BSE Sensex index chart
The negative IIP number was taken in its stride by the stock market, an indication that sentiments were bullish. FIIs continued to be net buyers, which is a bit worrying. Most FIIs have gone on record saying India is more expensive than other emerging markets, and governance and policy issues are making it less attractive for investments.
Then why are they buying? Or, is it round-tripping of Indian money in the garb of FIIs? There was a concern that Iran is pouring money into India, which may be used for terror funding. SEBI hasn’t been very pro-active in its methods and actions, so the truth may never come out.
As small investors, we need to worry more about capital preservation than trying to make windfall gains. Choosing fundamentally strong, low debt companies with investor-friendly management who have proven their worth over several years and holding stocks of such companies over the long term is the way to building wealth. Slowly, but surely. Stay away from companies that declare net profit growth of 350% while their top line shrinks by 30%.
The weekly bar chart pattern of Sensex has broken above the large symmetrical triangle pattern within which it was consolidating for the past eight months. The 20 week EMA is getting ready to cross above the 50 week EMA – the ‘golden cross’ will technically confirm a return to a bull market. The bulls will try to avoid a repetition of the situation during Mar and Apr ‘12, when the 20 week EMA came close to the 50 week EMA, but failed to cross above it.
Technical indicators are looking bullish. MACD is rising above its signal line in positive territory. ROC is also positive and is moving up above its 10 week MA. Both RSI and slow stochastic are above their 50% levels. The Feb ‘12 top of 18524 should be the next target for the bulls. Crossing it would form a bullish pattern of higher tops and higher bottoms. If the FIIs continue their buying spree, that target could be easily achieved.
NSE Nifty 50 index chart
Q1 results announced so far have shown top line growth but bottom line shrinkage, particularly for PSU companies. Economic growth is slowing down, but not enough to change RBI’s declared policy of curtailing inflation at the cost of growth. There is unlikely to be any interest rate reduction in the near-term. Poor monsoon rains may further stoke the inflation fire.
Stock markets may not perform well in a high interest rate regime. Near-zero interest rates have fuelled the rise in US and Europe stock markets, but haven’t helped to increase the growth momentum. Quantitative easing may have saved the large banks from collapsing, but the cash infusion has been diverted to the stock markets instead of being used for productive corporate loans. Similarly, RBI’s efforts at easing liquidity constraints by cutting CRR and SLR rates haven’t really translated into capital expenditure by India Inc. A period of slow growth and high inflation is likely to continue for some more time.
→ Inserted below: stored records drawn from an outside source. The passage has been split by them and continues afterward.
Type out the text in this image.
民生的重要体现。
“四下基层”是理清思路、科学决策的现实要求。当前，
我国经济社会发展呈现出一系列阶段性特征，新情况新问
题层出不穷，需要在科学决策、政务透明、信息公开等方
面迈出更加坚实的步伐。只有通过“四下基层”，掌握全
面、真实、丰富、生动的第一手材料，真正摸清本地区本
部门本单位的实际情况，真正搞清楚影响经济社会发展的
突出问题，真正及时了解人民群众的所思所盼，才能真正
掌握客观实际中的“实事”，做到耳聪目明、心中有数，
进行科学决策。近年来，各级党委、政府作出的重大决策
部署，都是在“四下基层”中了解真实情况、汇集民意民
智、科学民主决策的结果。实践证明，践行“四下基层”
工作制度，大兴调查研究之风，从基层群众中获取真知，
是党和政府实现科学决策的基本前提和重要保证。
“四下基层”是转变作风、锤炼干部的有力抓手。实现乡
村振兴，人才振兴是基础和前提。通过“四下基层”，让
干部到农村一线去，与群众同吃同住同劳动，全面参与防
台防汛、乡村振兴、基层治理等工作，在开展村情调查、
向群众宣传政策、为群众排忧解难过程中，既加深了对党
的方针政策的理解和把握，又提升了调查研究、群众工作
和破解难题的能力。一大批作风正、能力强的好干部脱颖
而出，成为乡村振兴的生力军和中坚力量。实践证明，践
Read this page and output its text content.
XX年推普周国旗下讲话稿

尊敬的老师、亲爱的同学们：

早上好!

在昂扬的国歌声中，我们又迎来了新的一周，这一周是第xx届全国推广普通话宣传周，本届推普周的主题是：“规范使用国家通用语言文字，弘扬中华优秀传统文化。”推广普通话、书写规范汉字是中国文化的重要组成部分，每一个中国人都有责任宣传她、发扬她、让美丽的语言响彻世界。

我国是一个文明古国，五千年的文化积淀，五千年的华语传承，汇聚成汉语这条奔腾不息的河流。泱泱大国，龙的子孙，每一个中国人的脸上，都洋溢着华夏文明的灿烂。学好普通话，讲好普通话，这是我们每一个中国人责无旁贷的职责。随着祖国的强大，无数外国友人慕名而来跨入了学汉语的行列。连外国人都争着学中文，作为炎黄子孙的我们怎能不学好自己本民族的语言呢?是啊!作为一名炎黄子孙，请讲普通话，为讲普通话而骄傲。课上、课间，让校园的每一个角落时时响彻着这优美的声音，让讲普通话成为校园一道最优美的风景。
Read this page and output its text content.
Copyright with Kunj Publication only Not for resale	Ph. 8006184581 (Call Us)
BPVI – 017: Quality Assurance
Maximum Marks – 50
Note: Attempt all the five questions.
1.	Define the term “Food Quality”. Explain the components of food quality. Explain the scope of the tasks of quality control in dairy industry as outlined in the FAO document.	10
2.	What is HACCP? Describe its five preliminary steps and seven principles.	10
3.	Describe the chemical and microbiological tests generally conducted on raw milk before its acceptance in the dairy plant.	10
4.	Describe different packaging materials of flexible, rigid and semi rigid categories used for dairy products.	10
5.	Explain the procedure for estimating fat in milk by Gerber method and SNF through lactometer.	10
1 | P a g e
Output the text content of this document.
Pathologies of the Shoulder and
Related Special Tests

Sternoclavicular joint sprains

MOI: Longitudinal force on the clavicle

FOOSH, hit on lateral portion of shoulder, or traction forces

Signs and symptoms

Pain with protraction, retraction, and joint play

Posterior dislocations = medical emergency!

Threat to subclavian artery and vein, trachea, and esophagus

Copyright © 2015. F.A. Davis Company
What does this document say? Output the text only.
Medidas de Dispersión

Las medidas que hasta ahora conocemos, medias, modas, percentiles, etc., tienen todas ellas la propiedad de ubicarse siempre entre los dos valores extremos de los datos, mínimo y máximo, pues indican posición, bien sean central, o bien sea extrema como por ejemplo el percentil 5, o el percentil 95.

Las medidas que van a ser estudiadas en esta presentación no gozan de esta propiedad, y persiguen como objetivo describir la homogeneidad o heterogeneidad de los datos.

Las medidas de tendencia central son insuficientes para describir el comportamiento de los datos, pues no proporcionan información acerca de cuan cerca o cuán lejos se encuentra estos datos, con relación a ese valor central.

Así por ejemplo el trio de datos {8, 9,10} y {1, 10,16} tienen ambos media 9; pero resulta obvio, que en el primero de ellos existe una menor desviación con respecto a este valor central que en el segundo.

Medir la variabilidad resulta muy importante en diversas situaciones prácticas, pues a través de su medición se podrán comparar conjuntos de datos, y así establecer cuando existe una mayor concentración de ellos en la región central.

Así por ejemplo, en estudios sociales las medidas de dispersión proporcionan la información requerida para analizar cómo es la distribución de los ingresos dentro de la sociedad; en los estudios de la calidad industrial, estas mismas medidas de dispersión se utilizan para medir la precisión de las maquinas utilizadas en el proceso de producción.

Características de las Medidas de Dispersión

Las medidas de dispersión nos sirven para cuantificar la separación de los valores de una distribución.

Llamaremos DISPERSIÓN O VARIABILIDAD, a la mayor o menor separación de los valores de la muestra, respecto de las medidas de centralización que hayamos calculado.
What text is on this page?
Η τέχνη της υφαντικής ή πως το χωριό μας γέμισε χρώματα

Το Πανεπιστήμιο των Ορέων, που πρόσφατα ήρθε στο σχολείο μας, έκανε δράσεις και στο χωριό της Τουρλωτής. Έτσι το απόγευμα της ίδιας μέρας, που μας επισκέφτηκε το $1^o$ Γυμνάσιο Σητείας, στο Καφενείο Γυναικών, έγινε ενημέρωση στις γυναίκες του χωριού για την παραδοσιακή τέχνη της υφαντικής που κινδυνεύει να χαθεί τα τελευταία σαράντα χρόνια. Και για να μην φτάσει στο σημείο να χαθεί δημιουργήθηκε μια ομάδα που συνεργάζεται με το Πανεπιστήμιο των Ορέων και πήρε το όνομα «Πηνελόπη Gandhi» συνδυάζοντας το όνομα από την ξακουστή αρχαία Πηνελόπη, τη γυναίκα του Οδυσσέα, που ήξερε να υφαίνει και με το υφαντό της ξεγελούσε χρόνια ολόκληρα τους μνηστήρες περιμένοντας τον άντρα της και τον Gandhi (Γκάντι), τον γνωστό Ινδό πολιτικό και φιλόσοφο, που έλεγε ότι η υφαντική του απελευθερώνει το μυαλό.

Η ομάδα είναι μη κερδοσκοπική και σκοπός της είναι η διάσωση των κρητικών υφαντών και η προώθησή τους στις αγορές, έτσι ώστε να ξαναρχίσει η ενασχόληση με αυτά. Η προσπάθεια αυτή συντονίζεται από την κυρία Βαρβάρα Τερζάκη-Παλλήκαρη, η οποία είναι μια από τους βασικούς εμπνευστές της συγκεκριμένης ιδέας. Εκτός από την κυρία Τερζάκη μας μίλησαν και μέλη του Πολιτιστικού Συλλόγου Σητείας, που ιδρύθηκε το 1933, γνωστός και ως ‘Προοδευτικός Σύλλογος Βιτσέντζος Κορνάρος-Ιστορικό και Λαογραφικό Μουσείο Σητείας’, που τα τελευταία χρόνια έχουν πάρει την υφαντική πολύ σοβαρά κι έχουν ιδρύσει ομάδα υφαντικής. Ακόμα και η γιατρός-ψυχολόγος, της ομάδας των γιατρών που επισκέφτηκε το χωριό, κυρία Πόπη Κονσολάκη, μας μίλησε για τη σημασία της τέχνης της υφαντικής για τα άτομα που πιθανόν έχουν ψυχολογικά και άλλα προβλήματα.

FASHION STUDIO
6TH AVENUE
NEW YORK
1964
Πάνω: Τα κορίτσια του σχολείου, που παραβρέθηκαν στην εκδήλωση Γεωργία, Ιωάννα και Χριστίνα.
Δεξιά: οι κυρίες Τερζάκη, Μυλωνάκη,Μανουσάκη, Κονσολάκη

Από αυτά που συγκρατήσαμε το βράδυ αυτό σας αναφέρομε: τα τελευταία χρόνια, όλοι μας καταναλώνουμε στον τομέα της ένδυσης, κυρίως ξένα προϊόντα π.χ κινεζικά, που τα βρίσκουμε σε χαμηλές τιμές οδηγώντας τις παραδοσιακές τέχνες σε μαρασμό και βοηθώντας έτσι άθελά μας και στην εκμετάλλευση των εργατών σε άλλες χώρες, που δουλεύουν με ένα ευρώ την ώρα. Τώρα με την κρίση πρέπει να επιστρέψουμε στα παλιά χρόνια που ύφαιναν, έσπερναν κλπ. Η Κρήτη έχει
After breaking out of eight months of consolidation within a symmetrical triangle pattern, the daily bar chart pattern of Nifty quickly pulled back to the top of the triangle. Such pullbacks are quite common and provide entry opportunities for those who may have missed the break out.
Technical indicators are bullish, but three of them (MACD, RSI, slow stochastic) touched lower tops while the Nifty touched a higher top. The negative divergences may drop the Nifty back inside the triangle. The break out above the triangle wasn’t accompanied by significantly higher volumes – raising questions about the validity of the break out.
All three EMAs are rising and the Nifty is trading above them. Technically, Nifty has re-entered bull territory. A cross above the Feb ‘12 top of 5630 will put the bulls back in control. Bears will not give up without a fight. There may be some consolidation before the Nifty moves up to test its Feb ‘12 top.
Bottomline? Chart patterns of BSE Sensex and NSE Nifty 50 indices have broken upwards from prolonged consolidation within symmetrical triangles. Though the break outs haven’t been strong, such break outs after long consolidations are often followed by strong up moves that can take the indices close to their Nov ‘10 peaks. The bear market may be finally getting over.